Und es gibt auch einen kollektiven Schuldigen an der Misere. War es bis vor einigen Jahren noch ganz allgemein der demografische Wandel oder die gestiegene Lebenserwartung, so heißt es inzwischen: Die Boomer sind an allem Schuld. Ihre zahlenmäßig starke Generation geht bald in Rente und wird zum Zerrbild. Sie selbst hätten eben keinen Babyboom ausgelöst, sondern im Gegenteil, zu wenige Kinder in die Welt gesetzt, um die eigenen Rentenansprüche zu finanzieren. Da die Rentenausgaben im Umlagesysteme von der Gesamtheit der sozialversicherungspflichtig Beschäftigten bezahlt werden müssen, mehr Zuwanderung politisch aber nicht erwünscht ist und die Generation Z statt aufs Rentenkonto lieber auf Trade Republik ETFs einzahlen soll, stehe die Rentenfinanzierung kurz vor dem Kollaps, so die gängige Erzählung.

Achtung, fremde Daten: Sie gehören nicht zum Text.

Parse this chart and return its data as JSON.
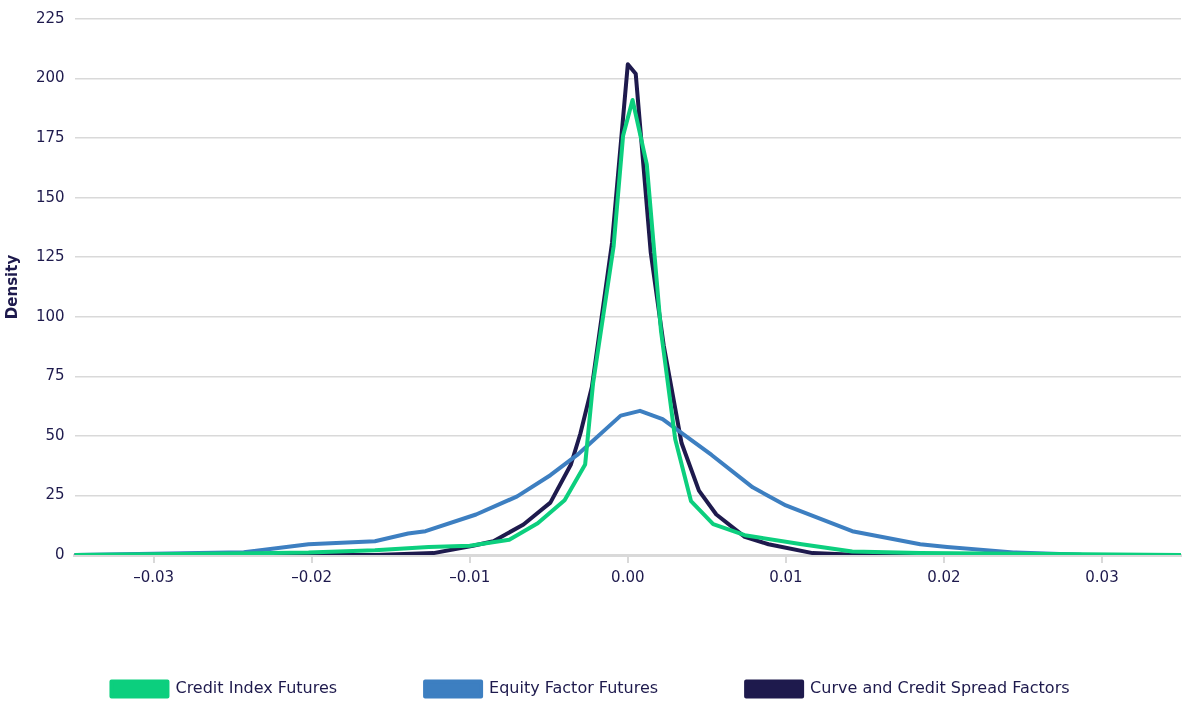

Das zentrale ökonomische Argument dahinter ist ebenfalls seit Jahren das Gleiche: Ein viel zu großer Anteil des Bundeshaushalts gehe für Soziales und davon wiederum für die Rente drauf und natürlich müssten die Arbeitgeber viel zu viel Sozial- und Rentenbeiträge bezahlen. Da ist aber kaum etwas dran. Dem demografischen Wandel zum Trotz werden seit Jahrzehnten relativ stabil drei Viertel der Rentenausgaben – 2024 waren es 397 Milliarden Euro – direkt aus den Rentenbeiträgen der Erwerbstätigen finanziert und ein Viertel aus den Steuereinnahmen des Bundes. Die gesamten Rentenausgaben belaufen sich seit den 1970er Jahren stabil auf um die 9 Prozent des Bruttoinlandproduktes und der staatliche Zuschuss bewegt sich zwischen 2 und 3 Prozent der Wertschöpfung. Stärker schwankt der Anteil der Rentenausgaben am Bundeshaushalt. Aber auch hier gilt: Seit 2000 liegt der Anteil stabil bei etwa einem Viertel der Ausgaben des Bundeshaushalts, Tendenz eher rückläufig.

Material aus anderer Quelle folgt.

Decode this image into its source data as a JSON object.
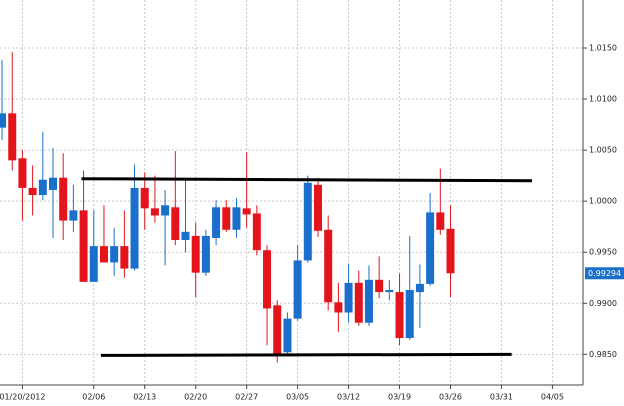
{
  "chart_data": {
    "type": "candlestick",
    "x": [
      0,
      1,
      2,
      3,
      4,
      5,
      6,
      7,
      8,
      9,
      10,
      11,
      12,
      13,
      14,
      15,
      16,
      17,
      18,
      19,
      20,
      21,
      22,
      23,
      24,
      25,
      26,
      27,
      28,
      29,
      30,
      31,
      32,
      33,
      34,
      35,
      36,
      37,
      38,
      39,
      40,
      41,
      42,
      43,
      44
    ],
    "open": [
      1.0072,
      1.0086,
      1.0042,
      1.0013,
      1.0006,
      1.0011,
      1.0023,
      0.9981,
      0.9991,
      0.9921,
      0.9956,
      0.994,
      0.9956,
      0.9934,
      1.0013,
      0.9993,
      0.9986,
      0.9994,
      0.9962,
      0.9966,
      0.993,
      0.9964,
      0.9994,
      0.9972,
      0.9993,
      0.9988,
      0.9952,
      0.9898,
      0.9852,
      0.9885,
      0.9942,
      1.0016,
      0.9972,
      0.9901,
      0.9891,
      0.992,
      0.9881,
      0.9923,
      0.9911,
      0.9911,
      0.9866,
      0.9911,
      0.9919,
      0.9989,
      0.9973
    ],
    "high": [
      1.0138,
      1.0146,
      1.005,
      1.0035,
      1.0068,
      1.0052,
      1.0047,
      1.0016,
      1.003,
      0.9991,
      0.9996,
      0.9974,
      0.9991,
      1.0036,
      1.0028,
      1.0025,
      1.0011,
      1.0049,
      1.0021,
      0.9979,
      0.9972,
      1.0001,
      1.0001,
      1.0003,
      1.0048,
      0.9996,
      0.9957,
      0.9903,
      0.9891,
      0.9957,
      1.0025,
      1.0023,
      0.9986,
      0.992,
      0.9939,
      0.9932,
      0.9937,
      0.9946,
      0.9923,
      0.9929,
      0.9966,
      0.9938,
      1.0008,
      1.0032,
      0.9996
    ],
    "low": [
      1.006,
      1.003,
      0.9981,
      0.9986,
      1.0001,
      0.9964,
      0.9962,
      0.997,
      0.9921,
      0.9921,
      0.994,
      0.9927,
      0.9925,
      0.9932,
      0.9972,
      0.9979,
      0.9937,
      0.9957,
      0.995,
      0.9906,
      0.9927,
      0.9957,
      0.997,
      0.9964,
      0.9974,
      0.9947,
      0.9859,
      0.9842,
      0.9848,
      0.9883,
      0.994,
      0.9965,
      0.9893,
      0.9872,
      0.9881,
      0.9878,
      0.9878,
      0.9905,
      0.9903,
      0.9859,
      0.9864,
      0.9876,
      0.9917,
      0.9967,
      0.9906
    ],
    "close": [
      1.0086,
      1.004,
      1.0013,
      1.0006,
      1.0021,
      1.0023,
      0.9981,
      0.9991,
      0.9921,
      0.9956,
      0.994,
      0.9956,
      0.9934,
      1.0013,
      0.9993,
      0.9986,
      0.9996,
      0.9962,
      0.997,
      0.993,
      0.9966,
      0.9994,
      0.9972,
      0.9994,
      0.9987,
      0.9952,
      0.9895,
      0.9849,
      0.9885,
      0.9942,
      1.0018,
      0.9971,
      0.9901,
      0.9891,
      0.992,
      0.9881,
      0.9923,
      0.9911,
      0.9913,
      0.9866,
      0.9913,
      0.9919,
      0.9989,
      0.9972,
      0.99294
    ],
    "up_color": "#1a6fcc",
    "down_color": "#e3141b",
    "current_price": 0.99294,
    "xlim": [
      -0.2,
      57
    ],
    "ylim": [
      0.982,
      1.0197
    ],
    "xticks": [
      {
        "value": 2,
        "label": "01/20/2012"
      },
      {
        "value": 9,
        "label": "02/06"
      },
      {
        "value": 14,
        "label": "02/13"
      },
      {
        "value": 19,
        "label": "02/20"
      },
      {
        "value": 24,
        "label": "02/27"
      },
      {
        "value": 29,
        "label": "03/05"
      },
      {
        "value": 34,
        "label": "03/12"
      },
      {
        "value": 39,
        "label": "03/19"
      },
      {
        "value": 44,
        "label": "03/26"
      },
      {
        "value": 49,
        "label": "03/31"
      },
      {
        "value": 54,
        "label": "04/05"
      }
    ],
    "yticks": [
      {
        "value": 0.985,
        "label": "0.9850"
      },
      {
        "value": 0.99,
        "label": "0.9900"
      },
      {
        "value": 0.995,
        "label": "0.9950"
      },
      {
        "value": 1.0,
        "label": "1.0000"
      },
      {
        "value": 1.005,
        "label": "1.0050"
      },
      {
        "value": 1.01,
        "label": "1.0100"
      },
      {
        "value": 1.015,
        "label": "1.0150"
      }
    ],
    "grid": true,
    "trendlines": [
      {
        "x": [
          7.8,
          52
        ],
        "y": [
          1.0022,
          1.002
        ]
      },
      {
        "x": [
          9.7,
          50
        ],
        "y": [
          0.9849,
          0.985
        ]
      }
    ]
  }
}
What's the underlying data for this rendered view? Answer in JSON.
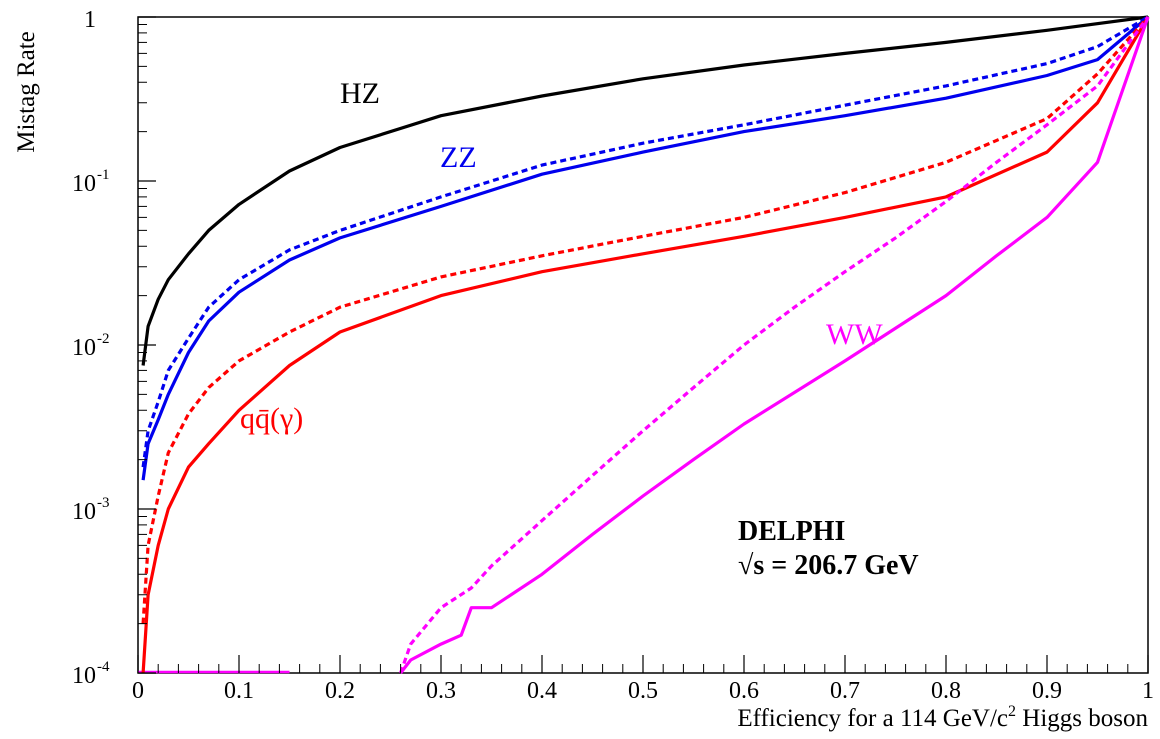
{
  "chart_data": {
    "type": "line",
    "title": "",
    "xlabel": "Efficiency for a 114 GeV/c",
    "xlabel_sup": "2",
    "xlabel_tail": " Higgs boson",
    "ylabel": "Mistag Rate",
    "xlim": [
      0,
      1
    ],
    "ylim": [
      0.0001,
      1
    ],
    "y_scale": "log",
    "grid": false,
    "x_ticks": [
      "0",
      "0.1",
      "0.2",
      "0.3",
      "0.4",
      "0.5",
      "0.6",
      "0.7",
      "0.8",
      "0.9",
      "1"
    ],
    "y_ticks": [
      {
        "value": 1,
        "base": "1",
        "exp": ""
      },
      {
        "value": 0.1,
        "base": "10",
        "exp": "-1"
      },
      {
        "value": 0.01,
        "base": "10",
        "exp": "-2"
      },
      {
        "value": 0.001,
        "base": "10",
        "exp": "-3"
      },
      {
        "value": 0.0001,
        "base": "10",
        "exp": "-4"
      }
    ],
    "annotations": {
      "experiment": "DELPHI",
      "energy": "√s = 206.7 GeV"
    },
    "series": [
      {
        "name": "HZ",
        "label": "HZ",
        "color": "#000000",
        "style": "solid",
        "x": [
          0.005,
          0.01,
          0.02,
          0.03,
          0.05,
          0.07,
          0.1,
          0.15,
          0.2,
          0.3,
          0.4,
          0.5,
          0.6,
          0.7,
          0.8,
          0.9,
          1.0
        ],
        "y": [
          0.0075,
          0.013,
          0.019,
          0.025,
          0.036,
          0.05,
          0.072,
          0.115,
          0.16,
          0.25,
          0.33,
          0.42,
          0.51,
          0.6,
          0.7,
          0.83,
          1.0
        ]
      },
      {
        "name": "ZZ",
        "label": "ZZ",
        "color": "#0000ee",
        "style": "solid",
        "x": [
          0.005,
          0.01,
          0.02,
          0.03,
          0.05,
          0.07,
          0.1,
          0.15,
          0.2,
          0.3,
          0.4,
          0.5,
          0.6,
          0.7,
          0.8,
          0.9,
          0.95,
          1.0
        ],
        "y": [
          0.0015,
          0.0025,
          0.0035,
          0.005,
          0.009,
          0.014,
          0.021,
          0.033,
          0.045,
          0.07,
          0.11,
          0.15,
          0.2,
          0.25,
          0.32,
          0.44,
          0.55,
          1.0
        ]
      },
      {
        "name": "ZZ (dotted)",
        "label": "",
        "color": "#0000ee",
        "style": "dotted",
        "x": [
          0.005,
          0.01,
          0.02,
          0.03,
          0.05,
          0.07,
          0.1,
          0.15,
          0.2,
          0.3,
          0.4,
          0.5,
          0.6,
          0.7,
          0.8,
          0.9,
          0.95,
          1.0
        ],
        "y": [
          0.0018,
          0.003,
          0.0045,
          0.007,
          0.011,
          0.017,
          0.025,
          0.038,
          0.05,
          0.08,
          0.125,
          0.17,
          0.22,
          0.29,
          0.38,
          0.52,
          0.66,
          1.0
        ]
      },
      {
        "name": "qq(γ)",
        "label": "qq̄(γ)",
        "color": "#ff0000",
        "style": "solid",
        "x": [
          0.005,
          0.01,
          0.02,
          0.03,
          0.05,
          0.07,
          0.1,
          0.15,
          0.2,
          0.3,
          0.4,
          0.5,
          0.6,
          0.7,
          0.8,
          0.9,
          0.95,
          1.0
        ],
        "y": [
          0.0001,
          0.0003,
          0.0006,
          0.001,
          0.0018,
          0.0025,
          0.004,
          0.0075,
          0.012,
          0.02,
          0.028,
          0.036,
          0.046,
          0.06,
          0.08,
          0.15,
          0.3,
          1.0
        ]
      },
      {
        "name": "qq(γ) (dotted)",
        "label": "",
        "color": "#ff0000",
        "style": "dotted",
        "x": [
          0.005,
          0.01,
          0.02,
          0.03,
          0.05,
          0.07,
          0.1,
          0.15,
          0.2,
          0.3,
          0.4,
          0.5,
          0.6,
          0.7,
          0.8,
          0.9,
          0.95,
          1.0
        ],
        "y": [
          0.0002,
          0.0006,
          0.0012,
          0.0022,
          0.0038,
          0.0055,
          0.008,
          0.012,
          0.017,
          0.026,
          0.035,
          0.046,
          0.06,
          0.085,
          0.13,
          0.24,
          0.45,
          1.0
        ]
      },
      {
        "name": "WW",
        "label": "WW",
        "color": "#ff00ff",
        "style": "solid",
        "x": [
          0.26,
          0.27,
          0.3,
          0.32,
          0.33,
          0.35,
          0.4,
          0.45,
          0.5,
          0.55,
          0.6,
          0.7,
          0.8,
          0.85,
          0.9,
          0.95,
          1.0
        ],
        "y": [
          0.0001,
          0.00012,
          0.00015,
          0.00017,
          0.00025,
          0.00025,
          0.0004,
          0.0007,
          0.0012,
          0.002,
          0.0033,
          0.008,
          0.02,
          0.035,
          0.06,
          0.13,
          1.0
        ]
      },
      {
        "name": "WW (dotted)",
        "label": "",
        "color": "#ff00ff",
        "style": "dotted",
        "x": [
          0.26,
          0.27,
          0.3,
          0.33,
          0.35,
          0.4,
          0.45,
          0.5,
          0.55,
          0.6,
          0.65,
          0.7,
          0.75,
          0.8,
          0.85,
          0.9,
          0.95,
          1.0
        ],
        "y": [
          0.0001,
          0.00015,
          0.00025,
          0.00033,
          0.00045,
          0.00085,
          0.0016,
          0.003,
          0.0055,
          0.01,
          0.017,
          0.028,
          0.045,
          0.075,
          0.13,
          0.22,
          0.38,
          1.0
        ]
      }
    ],
    "baseline_segment": {
      "color": "#ff00ff",
      "x": [
        0,
        0.15
      ],
      "y": [
        0.0001,
        0.0001
      ]
    }
  }
}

Einen schicken Ausweg aus der so dargestellten Misere entwickelte Mitte Juli das Deutsche Institut für Wirtschaftsforschung (DIW) am ökonometrischen Reißbrett: den Boomer-Soli. In der ersten Variante sollte nicht die junge Generation, sondern die ältere Generation auf alle Alterseinkünfte, also auch Beamtenpensionen ab 902 Euro, einen Boomer-Soli von 10 Prozent zahlen und mit dem Geld niedrigere Alterseinkommen aufstocken. In der zweiten Variante sollten nicht nur Alterseinkünfte, sondern auch Kapitaleinkünfte über 1.048 Euro herangezogen werden. Mit dem so erzeugten Sondervermögen sollen dann geringe Rentenansprüche aufgewertet und Altersarmut bekämpft werden. Anstelle einer Umverteilung zwischen den Klassen, soll hier also eine Umverteilung innerhalb einer Generation den Ausweg aus der Misere weisen.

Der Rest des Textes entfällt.